Some limitations of this study protocol must be noted. Firstly, the study relies on parent-report. Validity of findings may benefit from an independent assessor (e.g., observations of parent-child interactions) and/or multiple informants (e.g., parent and child-report). In this study, this is not feasible because it would result in significantly higher participant burden as well as ethical concerns (i.e., involving children would be difficult because they may not yet be aware of their parent’s PTSD). Secondly, some parents who might benefit from parenting support are excluded from participation in this study, namely those with severe problems in the family (e.g., acute and severe psychological problems in the parent or child, family problems resulting in no contact with children) and those who do not understand Dutch. Due to its preventive nature, KopOpOuders-PTSD is insufficient for families with severe problems, and versions of the intervention in other languages than Dutch are not currently available. Providing interventions to non-Dutch speaking parents remains an important objective for the future, especially considering that some ethnic minority groups are at increased risk for developing PTSD [2].

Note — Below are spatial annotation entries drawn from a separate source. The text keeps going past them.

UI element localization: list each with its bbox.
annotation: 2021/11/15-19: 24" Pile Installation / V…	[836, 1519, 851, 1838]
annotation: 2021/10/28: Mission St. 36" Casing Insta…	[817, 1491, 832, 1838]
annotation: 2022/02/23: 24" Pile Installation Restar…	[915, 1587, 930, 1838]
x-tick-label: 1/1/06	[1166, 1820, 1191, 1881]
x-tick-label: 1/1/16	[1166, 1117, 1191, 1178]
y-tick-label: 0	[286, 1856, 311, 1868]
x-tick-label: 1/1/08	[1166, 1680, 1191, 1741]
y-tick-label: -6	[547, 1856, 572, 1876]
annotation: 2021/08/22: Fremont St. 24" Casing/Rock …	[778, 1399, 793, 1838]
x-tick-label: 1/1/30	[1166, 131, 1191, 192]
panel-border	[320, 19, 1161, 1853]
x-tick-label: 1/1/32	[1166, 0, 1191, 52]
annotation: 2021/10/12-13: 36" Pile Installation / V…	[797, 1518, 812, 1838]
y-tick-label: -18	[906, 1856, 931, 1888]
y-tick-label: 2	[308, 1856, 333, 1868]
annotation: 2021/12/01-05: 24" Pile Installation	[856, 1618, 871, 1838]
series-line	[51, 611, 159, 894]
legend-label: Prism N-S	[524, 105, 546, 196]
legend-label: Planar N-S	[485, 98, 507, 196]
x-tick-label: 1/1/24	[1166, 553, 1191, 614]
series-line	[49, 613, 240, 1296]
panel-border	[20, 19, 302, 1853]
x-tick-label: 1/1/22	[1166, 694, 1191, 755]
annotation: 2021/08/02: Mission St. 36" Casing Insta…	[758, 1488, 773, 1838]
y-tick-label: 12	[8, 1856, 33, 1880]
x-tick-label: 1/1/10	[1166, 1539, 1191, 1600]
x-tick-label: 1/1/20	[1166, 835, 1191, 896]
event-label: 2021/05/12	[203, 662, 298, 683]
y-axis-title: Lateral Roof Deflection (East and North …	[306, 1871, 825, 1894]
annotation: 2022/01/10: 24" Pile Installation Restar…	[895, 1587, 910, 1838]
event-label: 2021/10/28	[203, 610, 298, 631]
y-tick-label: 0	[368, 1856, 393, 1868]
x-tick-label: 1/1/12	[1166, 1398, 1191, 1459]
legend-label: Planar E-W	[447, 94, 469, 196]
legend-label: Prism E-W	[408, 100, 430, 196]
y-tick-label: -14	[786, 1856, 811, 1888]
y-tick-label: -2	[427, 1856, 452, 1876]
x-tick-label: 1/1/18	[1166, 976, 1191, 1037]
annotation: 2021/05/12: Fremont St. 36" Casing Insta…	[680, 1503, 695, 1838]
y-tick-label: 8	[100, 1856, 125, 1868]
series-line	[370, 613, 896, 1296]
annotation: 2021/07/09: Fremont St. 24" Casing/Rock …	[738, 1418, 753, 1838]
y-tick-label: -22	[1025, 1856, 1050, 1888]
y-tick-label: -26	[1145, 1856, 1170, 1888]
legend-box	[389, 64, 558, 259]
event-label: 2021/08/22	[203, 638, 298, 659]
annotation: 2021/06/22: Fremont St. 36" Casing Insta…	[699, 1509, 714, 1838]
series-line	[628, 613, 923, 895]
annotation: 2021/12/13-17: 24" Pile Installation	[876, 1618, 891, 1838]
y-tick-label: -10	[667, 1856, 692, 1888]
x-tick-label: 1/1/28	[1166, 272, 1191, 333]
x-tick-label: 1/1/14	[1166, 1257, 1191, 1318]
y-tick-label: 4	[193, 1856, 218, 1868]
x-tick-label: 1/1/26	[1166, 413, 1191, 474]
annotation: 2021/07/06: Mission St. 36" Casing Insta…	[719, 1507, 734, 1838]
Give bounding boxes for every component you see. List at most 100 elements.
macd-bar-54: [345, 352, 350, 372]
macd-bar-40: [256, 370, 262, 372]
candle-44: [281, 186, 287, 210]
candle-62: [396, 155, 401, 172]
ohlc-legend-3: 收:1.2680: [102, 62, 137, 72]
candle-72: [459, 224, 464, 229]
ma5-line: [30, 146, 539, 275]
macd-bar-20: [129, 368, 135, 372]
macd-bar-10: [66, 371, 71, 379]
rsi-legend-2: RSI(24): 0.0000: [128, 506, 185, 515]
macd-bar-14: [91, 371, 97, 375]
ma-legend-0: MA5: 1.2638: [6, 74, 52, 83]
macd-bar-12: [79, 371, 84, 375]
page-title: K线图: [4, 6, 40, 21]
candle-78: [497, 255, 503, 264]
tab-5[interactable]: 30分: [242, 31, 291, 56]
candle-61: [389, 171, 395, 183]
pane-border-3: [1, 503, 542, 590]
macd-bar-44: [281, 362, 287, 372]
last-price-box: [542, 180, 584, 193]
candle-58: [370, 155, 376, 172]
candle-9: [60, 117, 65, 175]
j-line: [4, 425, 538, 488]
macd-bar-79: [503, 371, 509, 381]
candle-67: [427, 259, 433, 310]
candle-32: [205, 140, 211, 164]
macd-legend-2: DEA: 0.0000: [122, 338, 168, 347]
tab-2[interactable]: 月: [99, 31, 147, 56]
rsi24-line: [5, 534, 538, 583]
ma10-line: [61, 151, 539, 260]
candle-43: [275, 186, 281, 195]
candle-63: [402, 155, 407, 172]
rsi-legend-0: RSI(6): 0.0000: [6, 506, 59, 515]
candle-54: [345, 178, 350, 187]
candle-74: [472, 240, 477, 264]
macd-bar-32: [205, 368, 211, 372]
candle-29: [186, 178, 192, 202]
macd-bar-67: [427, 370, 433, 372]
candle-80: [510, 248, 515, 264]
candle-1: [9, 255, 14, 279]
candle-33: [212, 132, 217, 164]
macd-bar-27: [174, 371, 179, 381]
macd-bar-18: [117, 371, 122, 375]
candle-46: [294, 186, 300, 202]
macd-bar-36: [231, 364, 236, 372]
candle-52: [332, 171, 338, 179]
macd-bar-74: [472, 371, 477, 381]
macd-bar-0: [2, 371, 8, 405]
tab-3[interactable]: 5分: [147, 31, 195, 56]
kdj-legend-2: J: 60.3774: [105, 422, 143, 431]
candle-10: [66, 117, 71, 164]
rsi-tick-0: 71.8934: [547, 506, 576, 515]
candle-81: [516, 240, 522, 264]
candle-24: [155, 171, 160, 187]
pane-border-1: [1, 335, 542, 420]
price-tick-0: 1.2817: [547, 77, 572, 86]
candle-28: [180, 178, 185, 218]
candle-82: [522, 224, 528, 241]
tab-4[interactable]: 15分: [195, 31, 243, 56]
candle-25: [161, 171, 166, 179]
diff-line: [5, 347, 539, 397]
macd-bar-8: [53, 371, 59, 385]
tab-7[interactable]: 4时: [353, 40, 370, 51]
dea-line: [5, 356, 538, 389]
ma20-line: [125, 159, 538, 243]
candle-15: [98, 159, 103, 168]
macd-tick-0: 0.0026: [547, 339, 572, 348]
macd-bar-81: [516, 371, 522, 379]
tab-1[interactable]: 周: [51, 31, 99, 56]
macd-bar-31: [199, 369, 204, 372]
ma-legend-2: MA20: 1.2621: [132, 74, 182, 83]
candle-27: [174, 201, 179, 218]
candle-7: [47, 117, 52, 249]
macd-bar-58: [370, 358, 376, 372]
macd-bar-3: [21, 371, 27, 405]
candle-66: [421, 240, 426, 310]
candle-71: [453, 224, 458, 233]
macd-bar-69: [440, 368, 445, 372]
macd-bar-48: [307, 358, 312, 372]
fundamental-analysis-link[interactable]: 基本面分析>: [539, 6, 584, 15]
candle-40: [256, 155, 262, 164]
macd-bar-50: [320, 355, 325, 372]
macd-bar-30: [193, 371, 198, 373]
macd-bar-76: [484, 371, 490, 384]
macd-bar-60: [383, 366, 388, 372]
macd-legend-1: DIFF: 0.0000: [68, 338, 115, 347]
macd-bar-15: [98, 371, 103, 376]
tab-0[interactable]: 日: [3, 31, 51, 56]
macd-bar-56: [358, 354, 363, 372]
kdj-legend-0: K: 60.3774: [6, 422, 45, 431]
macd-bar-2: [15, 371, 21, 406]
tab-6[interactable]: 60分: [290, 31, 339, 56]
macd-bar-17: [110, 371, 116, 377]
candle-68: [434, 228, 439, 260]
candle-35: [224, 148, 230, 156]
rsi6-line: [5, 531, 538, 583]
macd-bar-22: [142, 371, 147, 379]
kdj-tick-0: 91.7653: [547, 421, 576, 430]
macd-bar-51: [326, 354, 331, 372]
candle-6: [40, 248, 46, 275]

Despite these limitations, this study also has several strengths. Firstly,, it is among the first to develop and test a PTSD-specific parenting intervention. Whereas several effective and beneficial interventions have catered to trauma-exposed parents and parents with other types of mental illness, KopOpOuders-PTSD is specifically tailored to parents with PTSD. This is important given the potentially detrimental effect of PTSD symptoms on intervention adherence and effectiveness [26,27,28] and the specific challenges parents with PTSD may face [30,31,32,33, 36]. The co-creation approach allows us to meet parents’ needs more closely by directly integrating their vision. Secondly, the blended care format of KopOpOuders-PTSD is innovative and provides a mix of flexibly usable online modules and individual in-person guidance. Finally, the use of EMA provides valuable information on how intervention effects may play out in real-life situations [77,78,79].

Concluding, this RCT will be the first to test the effectiveness of a PTSD-specific parenting intervention in addition to TAU. Results can contribute to clinical practice by demonstrating whether preventive parenting intervention can contribute to the wellbeing of parents with PTSD and their children.